The problem is underpopulation not overpopulation


The international mega-corporation Kimberly-Clark, who makes multiple products for adult, family, baby and child care, recently announced that it was going to cut 5,500 jobs. This accounts for roughly 13 percent of its total global workforce with the result of either closing or selling 10 of its 91 international factories. Two of its brands, Kleenex and Huggies have seen significant drops in sales, thus the need to restructure the company in order to streamline expenses. When the CEO, Tom Falk, was asked why this was happening, he stated that Americans are having fewer babies. Mr. Falk went on to say, “You can’t encourage moms to use more diapers in developed markets when the babies aren’t being born in those markets.”

This problem also affects the economy because there is a trickle-down effect which pervades all other industries. If 5,500 people lose their jobs, then that cascades into those people buying less food, gas, clothing, transportation, and other items, which causes a decrease in sales in other industries, thus a slowdown and loss of more jobs. Children, besides primarily being a gift of God, are economic generators. They need to be fed, clothed, housed, seen by a doctor, taught by teachers, etc. As they grow older, they begin to spend money on clothes, food, sports, electronics, school stuff and various other activities which adds jobs to an economy in order to provide such services.

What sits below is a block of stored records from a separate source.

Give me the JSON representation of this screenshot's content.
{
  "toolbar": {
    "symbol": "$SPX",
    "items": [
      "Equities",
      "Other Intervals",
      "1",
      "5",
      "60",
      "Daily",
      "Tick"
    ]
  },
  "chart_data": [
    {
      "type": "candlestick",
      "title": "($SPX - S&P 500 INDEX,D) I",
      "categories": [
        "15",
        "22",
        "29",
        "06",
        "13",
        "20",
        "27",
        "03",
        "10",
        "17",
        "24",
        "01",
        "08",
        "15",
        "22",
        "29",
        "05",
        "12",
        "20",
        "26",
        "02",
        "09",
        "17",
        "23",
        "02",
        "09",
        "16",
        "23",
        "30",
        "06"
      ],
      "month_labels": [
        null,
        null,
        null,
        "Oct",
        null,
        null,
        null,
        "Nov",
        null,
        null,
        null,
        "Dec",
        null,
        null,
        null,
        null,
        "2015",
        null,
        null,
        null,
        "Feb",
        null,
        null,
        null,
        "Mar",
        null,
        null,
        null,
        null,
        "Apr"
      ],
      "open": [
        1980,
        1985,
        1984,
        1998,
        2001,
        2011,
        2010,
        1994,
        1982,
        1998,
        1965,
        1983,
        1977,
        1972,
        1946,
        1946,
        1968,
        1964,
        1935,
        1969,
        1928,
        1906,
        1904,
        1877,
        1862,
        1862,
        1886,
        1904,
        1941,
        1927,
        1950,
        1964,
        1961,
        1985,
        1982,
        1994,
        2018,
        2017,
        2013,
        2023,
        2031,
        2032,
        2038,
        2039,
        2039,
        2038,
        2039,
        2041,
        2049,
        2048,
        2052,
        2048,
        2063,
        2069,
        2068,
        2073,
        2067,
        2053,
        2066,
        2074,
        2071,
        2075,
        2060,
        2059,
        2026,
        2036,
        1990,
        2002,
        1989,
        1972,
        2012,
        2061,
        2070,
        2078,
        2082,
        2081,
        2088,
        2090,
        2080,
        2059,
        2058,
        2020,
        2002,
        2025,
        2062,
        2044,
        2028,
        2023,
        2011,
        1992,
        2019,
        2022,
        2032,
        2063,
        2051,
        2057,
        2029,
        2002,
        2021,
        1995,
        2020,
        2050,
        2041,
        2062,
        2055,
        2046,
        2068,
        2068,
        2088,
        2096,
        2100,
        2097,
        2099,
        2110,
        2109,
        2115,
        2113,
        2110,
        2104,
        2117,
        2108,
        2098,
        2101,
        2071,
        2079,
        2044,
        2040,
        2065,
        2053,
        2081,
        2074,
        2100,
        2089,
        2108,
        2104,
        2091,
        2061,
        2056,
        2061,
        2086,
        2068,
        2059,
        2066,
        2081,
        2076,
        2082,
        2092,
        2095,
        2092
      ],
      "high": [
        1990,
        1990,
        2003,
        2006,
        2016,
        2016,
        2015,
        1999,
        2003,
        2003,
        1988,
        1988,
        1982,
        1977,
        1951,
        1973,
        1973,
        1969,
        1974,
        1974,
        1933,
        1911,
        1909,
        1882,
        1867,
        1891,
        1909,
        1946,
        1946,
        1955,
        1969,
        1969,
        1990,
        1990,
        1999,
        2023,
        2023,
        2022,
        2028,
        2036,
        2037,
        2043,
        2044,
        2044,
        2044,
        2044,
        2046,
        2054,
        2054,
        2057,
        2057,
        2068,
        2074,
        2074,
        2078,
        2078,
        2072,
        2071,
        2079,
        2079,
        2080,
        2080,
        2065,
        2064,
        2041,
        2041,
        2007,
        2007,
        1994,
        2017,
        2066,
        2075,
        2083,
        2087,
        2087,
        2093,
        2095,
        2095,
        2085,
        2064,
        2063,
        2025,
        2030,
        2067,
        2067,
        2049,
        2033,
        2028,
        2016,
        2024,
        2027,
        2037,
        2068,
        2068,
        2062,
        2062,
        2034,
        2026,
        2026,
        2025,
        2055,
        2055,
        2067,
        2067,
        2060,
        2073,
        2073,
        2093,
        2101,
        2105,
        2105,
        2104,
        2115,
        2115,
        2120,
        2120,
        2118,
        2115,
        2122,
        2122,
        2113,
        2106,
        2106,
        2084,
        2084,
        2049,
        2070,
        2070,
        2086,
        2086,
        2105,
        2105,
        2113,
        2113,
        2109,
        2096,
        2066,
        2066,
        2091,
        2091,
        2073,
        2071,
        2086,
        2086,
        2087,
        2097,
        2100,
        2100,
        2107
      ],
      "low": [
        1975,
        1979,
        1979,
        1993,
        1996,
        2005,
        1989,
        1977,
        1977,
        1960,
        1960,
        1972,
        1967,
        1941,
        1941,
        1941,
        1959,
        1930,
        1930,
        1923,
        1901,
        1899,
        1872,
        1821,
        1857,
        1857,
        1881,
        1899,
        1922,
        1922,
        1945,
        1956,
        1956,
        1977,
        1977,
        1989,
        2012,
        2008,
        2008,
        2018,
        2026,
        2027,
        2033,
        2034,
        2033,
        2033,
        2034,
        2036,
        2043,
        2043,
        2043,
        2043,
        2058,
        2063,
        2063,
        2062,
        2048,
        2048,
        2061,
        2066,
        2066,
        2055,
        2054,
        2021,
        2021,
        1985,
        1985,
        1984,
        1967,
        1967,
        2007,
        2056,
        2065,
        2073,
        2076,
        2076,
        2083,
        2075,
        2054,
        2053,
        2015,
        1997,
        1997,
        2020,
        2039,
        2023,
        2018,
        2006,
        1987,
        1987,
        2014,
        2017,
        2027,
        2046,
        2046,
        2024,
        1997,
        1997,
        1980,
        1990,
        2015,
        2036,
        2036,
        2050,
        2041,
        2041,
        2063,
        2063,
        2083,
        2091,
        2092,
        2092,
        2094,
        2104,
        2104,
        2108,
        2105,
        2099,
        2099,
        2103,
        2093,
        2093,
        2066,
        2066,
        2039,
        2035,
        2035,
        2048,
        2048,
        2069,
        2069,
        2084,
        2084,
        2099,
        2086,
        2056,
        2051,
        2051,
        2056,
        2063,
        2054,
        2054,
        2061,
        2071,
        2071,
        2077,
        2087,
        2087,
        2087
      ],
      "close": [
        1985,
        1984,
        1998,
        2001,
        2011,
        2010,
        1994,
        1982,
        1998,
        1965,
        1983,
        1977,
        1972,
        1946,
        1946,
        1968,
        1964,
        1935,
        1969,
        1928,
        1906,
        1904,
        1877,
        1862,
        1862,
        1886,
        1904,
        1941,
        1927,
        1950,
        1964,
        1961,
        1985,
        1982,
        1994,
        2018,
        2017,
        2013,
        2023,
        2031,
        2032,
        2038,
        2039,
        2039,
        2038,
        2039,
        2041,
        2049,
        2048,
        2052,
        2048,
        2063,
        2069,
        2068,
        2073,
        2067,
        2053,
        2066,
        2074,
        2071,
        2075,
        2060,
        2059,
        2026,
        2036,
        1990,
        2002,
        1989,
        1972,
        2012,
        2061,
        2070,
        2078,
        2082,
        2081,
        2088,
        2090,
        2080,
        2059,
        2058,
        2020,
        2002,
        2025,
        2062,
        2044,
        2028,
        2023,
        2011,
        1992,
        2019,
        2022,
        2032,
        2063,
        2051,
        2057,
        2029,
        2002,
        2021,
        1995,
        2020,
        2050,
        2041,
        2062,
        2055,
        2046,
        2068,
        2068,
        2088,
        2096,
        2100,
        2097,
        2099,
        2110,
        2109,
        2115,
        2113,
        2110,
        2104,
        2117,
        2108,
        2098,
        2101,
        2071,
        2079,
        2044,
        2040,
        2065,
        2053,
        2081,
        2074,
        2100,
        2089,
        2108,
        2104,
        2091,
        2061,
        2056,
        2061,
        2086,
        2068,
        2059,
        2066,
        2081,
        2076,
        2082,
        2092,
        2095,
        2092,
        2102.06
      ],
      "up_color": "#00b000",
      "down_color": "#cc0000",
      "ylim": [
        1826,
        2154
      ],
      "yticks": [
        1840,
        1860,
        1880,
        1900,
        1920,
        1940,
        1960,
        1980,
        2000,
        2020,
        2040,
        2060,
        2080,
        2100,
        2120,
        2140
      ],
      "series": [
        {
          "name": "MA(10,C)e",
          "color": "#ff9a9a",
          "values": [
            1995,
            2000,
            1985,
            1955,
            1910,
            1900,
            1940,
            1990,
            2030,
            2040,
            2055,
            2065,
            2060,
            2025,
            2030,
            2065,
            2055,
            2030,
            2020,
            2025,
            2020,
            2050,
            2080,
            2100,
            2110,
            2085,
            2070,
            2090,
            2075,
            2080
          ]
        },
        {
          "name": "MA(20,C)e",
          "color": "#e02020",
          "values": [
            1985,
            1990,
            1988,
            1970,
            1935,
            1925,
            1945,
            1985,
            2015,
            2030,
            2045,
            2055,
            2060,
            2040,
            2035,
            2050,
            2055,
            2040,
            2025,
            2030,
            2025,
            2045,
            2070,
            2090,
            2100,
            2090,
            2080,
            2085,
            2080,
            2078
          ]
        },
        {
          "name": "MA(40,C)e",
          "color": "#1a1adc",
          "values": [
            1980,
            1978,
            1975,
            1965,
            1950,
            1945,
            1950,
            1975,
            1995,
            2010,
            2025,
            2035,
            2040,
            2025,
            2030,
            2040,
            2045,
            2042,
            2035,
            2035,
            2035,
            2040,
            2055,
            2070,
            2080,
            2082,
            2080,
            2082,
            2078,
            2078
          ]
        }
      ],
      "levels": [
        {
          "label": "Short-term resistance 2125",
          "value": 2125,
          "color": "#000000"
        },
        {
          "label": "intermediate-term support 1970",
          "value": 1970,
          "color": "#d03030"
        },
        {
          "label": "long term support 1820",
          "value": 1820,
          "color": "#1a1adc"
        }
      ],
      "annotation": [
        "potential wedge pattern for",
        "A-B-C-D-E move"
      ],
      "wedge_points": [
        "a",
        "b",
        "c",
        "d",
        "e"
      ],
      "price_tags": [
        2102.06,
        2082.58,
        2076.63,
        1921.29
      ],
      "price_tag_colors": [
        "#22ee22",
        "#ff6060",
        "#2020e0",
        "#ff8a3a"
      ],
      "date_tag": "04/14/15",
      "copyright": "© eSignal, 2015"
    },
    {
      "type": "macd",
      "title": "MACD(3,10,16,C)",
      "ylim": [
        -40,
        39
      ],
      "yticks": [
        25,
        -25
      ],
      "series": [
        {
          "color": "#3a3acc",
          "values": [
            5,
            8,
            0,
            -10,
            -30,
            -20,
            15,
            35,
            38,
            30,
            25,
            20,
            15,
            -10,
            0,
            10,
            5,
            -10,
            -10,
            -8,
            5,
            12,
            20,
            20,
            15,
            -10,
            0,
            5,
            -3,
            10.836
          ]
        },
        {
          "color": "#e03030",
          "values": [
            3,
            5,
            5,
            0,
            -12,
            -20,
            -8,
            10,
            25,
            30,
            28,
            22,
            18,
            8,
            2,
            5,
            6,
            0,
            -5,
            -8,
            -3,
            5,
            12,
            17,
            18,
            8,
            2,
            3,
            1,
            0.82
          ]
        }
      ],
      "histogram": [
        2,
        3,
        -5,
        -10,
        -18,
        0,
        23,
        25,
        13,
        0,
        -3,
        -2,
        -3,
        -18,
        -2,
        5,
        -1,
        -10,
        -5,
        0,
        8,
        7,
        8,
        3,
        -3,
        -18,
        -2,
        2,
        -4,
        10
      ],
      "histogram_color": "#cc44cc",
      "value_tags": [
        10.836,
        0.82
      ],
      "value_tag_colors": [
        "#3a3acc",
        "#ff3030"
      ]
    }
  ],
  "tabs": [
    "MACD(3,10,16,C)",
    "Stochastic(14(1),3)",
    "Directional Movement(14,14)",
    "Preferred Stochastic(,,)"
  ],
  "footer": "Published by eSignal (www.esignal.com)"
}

The average replacement figure for a nation to maintain its current population is 2.1 children per family. The United States is currently at 1.9 children per family, excluding immigration numbers. Countries in Europe such as Spain and Italy have replacement population rates of around 1.4 and thus are shrinking in population. If people continue to use contraception and abortion to prevent children from being born, they will eventually breed themselves out of existence as well as destroy their economies.